Por otra parte, pensamos con el mismo señor Guinon, que no hay ninguna diferencia de valor entre una obra provista de sanción moral y otra privada de ella, a condición de que tanto la una como la otra, sean concebidas y ejecutadas con una conciencia igual y un igual cuidado del arte.

El señor Florencio Sánchez es el más poderoso removedor de ideas con que cuenta nuestro teatro.

Ahí están para atestiguarlo todas sus obras, desde la populachera Canillita hasta sus últimos dramas serios, El pasado, Nuestros hijos, Los derechos de la salud.

El nuevo drama del señor Sánchez nos ofrece el raro placer de un primer acto admirablemente construido -la exposición es clara y rápida-, vigoroso y emocionante, y de un tercero de una intensidad de acción y una simplicidad de medios maravillosos.

En cuanto al segundo acto, el más perfecto de los tres, es insuperable. Contiene dos diálogos entre Luisa y Roberto, los de las escenas cuarta y séptima, de una realidad completa. Aquello es un girón palpitante de humanidad. Es la vida misma, pero aguzada, afinada, filtrada por la mano del más perspicaz de los psicólogos. Eso es verdaderamente arte dramático bien sólido.

Los caracteres están presentados de mano maestra. Al leer el drama, asombra el relieve de los mismos personajes secundarios: el de Mijita, el del doctor Ramos, el de Albertina.

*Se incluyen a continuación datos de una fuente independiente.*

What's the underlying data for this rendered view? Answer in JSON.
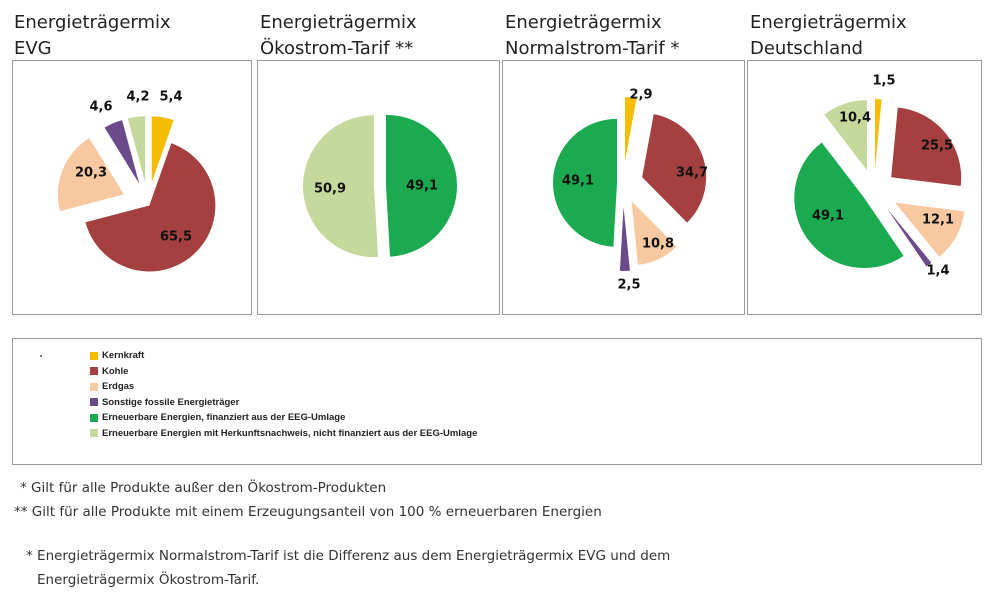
{
  "colors": {
    "Kernkraft": "#F5BD00",
    "Kohle": "#A4403F",
    "Erdgas": "#F8C9A0",
    "Sonstige fossile Energieträger": "#6B4A8C",
    "Erneuerbare Energien, finanziert aus der EEG-Umlage": "#1CAA50",
    "Erneuerbare Energien mit Herkunftsnachweis, nicht finanziert aus der EEG-Umlage": "#C5D99C"
  },
  "chart_data": [
    {
      "type": "pie",
      "title_line1": "Energieträgermix",
      "title_line2": "EVG",
      "slices": [
        {
          "category": "Kernkraft",
          "value": 5.4,
          "label": "5,4"
        },
        {
          "category": "Kohle",
          "value": 65.5,
          "label": "65,5"
        },
        {
          "category": "Erdgas",
          "value": 20.3,
          "label": "20,3"
        },
        {
          "category": "Sonstige fossile Energieträger",
          "value": 4.6,
          "label": "4,6"
        },
        {
          "category": "Erneuerbare Energien mit Herkunftsnachweis, nicht finanziert aus der EEG-Umlage",
          "value": 4.2,
          "label": "4,2"
        }
      ]
    },
    {
      "type": "pie",
      "title_line1": "Energieträgermix",
      "title_line2": "Ökostrom-Tarif **",
      "slices": [
        {
          "category": "Erneuerbare Energien, finanziert aus der EEG-Umlage",
          "value": 49.1,
          "label": "49,1"
        },
        {
          "category": "Erneuerbare Energien mit Herkunftsnachweis, nicht finanziert aus der EEG-Umlage",
          "value": 50.9,
          "label": "50,9"
        }
      ]
    },
    {
      "type": "pie",
      "title_line1": "Energieträgermix",
      "title_line2": "Normalstrom-Tarif *",
      "slices": [
        {
          "category": "Kernkraft",
          "value": 2.9,
          "label": "2,9"
        },
        {
          "category": "Kohle",
          "value": 34.7,
          "label": "34,7"
        },
        {
          "category": "Erdgas",
          "value": 10.8,
          "label": "10,8"
        },
        {
          "category": "Sonstige fossile Energieträger",
          "value": 2.5,
          "label": "2,5"
        },
        {
          "category": "Erneuerbare Energien, finanziert aus der EEG-Umlage",
          "value": 49.1,
          "label": "49,1"
        }
      ]
    },
    {
      "type": "pie",
      "title_line1": "Energieträgermix",
      "title_line2": "Deutschland",
      "slices": [
        {
          "category": "Kernkraft",
          "value": 1.5,
          "label": "1,5"
        },
        {
          "category": "Kohle",
          "value": 25.5,
          "label": "25,5"
        },
        {
          "category": "Erdgas",
          "value": 12.1,
          "label": "12,1"
        },
        {
          "category": "Sonstige fossile Energieträger",
          "value": 1.4,
          "label": "1,4"
        },
        {
          "category": "Erneuerbare Energien, finanziert aus der EEG-Umlage",
          "value": 49.1,
          "label": "49,1"
        },
        {
          "category": "Erneuerbare Energien mit Herkunftsnachweis, nicht finanziert aus der EEG-Umlage",
          "value": 10.4,
          "label": "10,4"
        }
      ]
    }
  ],
  "legend": {
    "items": [
      {
        "label": "Kernkraft",
        "category": "Kernkraft"
      },
      {
        "label": "Kohle",
        "category": "Kohle"
      },
      {
        "label": "Erdgas",
        "category": "Erdgas"
      },
      {
        "label": "Sonstige fossile Energieträger",
        "category": "Sonstige fossile Energieträger"
      },
      {
        "label": "Erneuerbare Energien, finanziert aus der EEG-Umlage",
        "category": "Erneuerbare Energien, finanziert aus der EEG-Umlage"
      },
      {
        "label": "Erneuerbare Energien mit Herkunftsnachweis, nicht finanziert aus der EEG-Umlage",
        "category": "Erneuerbare Energien mit Herkunftsnachweis, nicht finanziert aus der EEG-Umlage"
      }
    ]
  },
  "footnotes": {
    "note1": "* Gilt für alle Produkte außer den Ökostrom-Produkten",
    "note2": "** Gilt für alle Produkte mit einem Erzeugungsanteil von 100 % erneuerbaren Energien",
    "note3_line1": "* Energieträgermix Normalstrom-Tarif ist die Differenz aus dem Energieträgermix  EVG und dem",
    "note3_line2": "Energieträgermix Ökostrom-Tarif."
  }
}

Se ha sutilizado sobre ciertos caracteres: los de Roberto   —90→   y Renata. Se ha creído ver el esfuerzo del autor por hacer simpáticos esos personajes, y su incapacidad de conseguirlo.

Creemos que, como todo buen autor naturalista, el señor Sánchez piensa que en el teatro, el autor debe abstenerse de toda intervención. Por lo tanto, no desea que tal o cual personaje de sus obras resulte simpático. Tomados de la vida real, con sus teorías, sus sentimientos, su estilo propio, su acento y sus tics, los traslada a la escena y allí los hace actuar, indiferente a todo otro cuidado que el de anotar hechos. Pero para arribar a esta exactitud, que es la perfección, a la desaparición completa del autor detrás de sus creaciones, es necesario conocerlas a fondo, identificarse con ellas, entrar, como se dice, en su piel: en fin, es preciso un riguroso análisis psicológico.

Y como a esta identificación con sus personajes ha arribado el señor Sánchez en sus últimas obras, parece que los sentimientos o teorías de tal o cual protagonista, fueran del autor y no exclusivamente de aquél.

Se ha dicho también que el señor Sánchez no tiene estilo. En realidad, poco importa que la forma del señor Sánchez sea buena o mala. Se trata simplemente de saber si el autor de Los derechos de la salud está desprovisto de una personalidad definida, pues en esto únicamente consiste el estilo. Y todos sabemos que no hay una sola página del señor Sánchez que no sea reconocida inmediatamente por todo el mundo.

Por las consideraciones antecedentes, habrase visto que hemos hablado de la obra considerándola teatralmente, dejando a un lado la tesis de su protagonista, cruel e inaceptable a nuestro ver, pero que, con todo, no tiene fuerzas suficientes para obscurecer las bellezas de este fuerte y sobrio drama.

Los derechos de la salud, escrito en francés y estrenado en París, hubiera obtenido uno de esos éxitos que consagran un autor y hacen que su obra dé triunfalmente la vuelta al mundo. Entre nosotros, se ha dado sólo diez noches, ¡y ocho de ellas estaba el teatro vacío!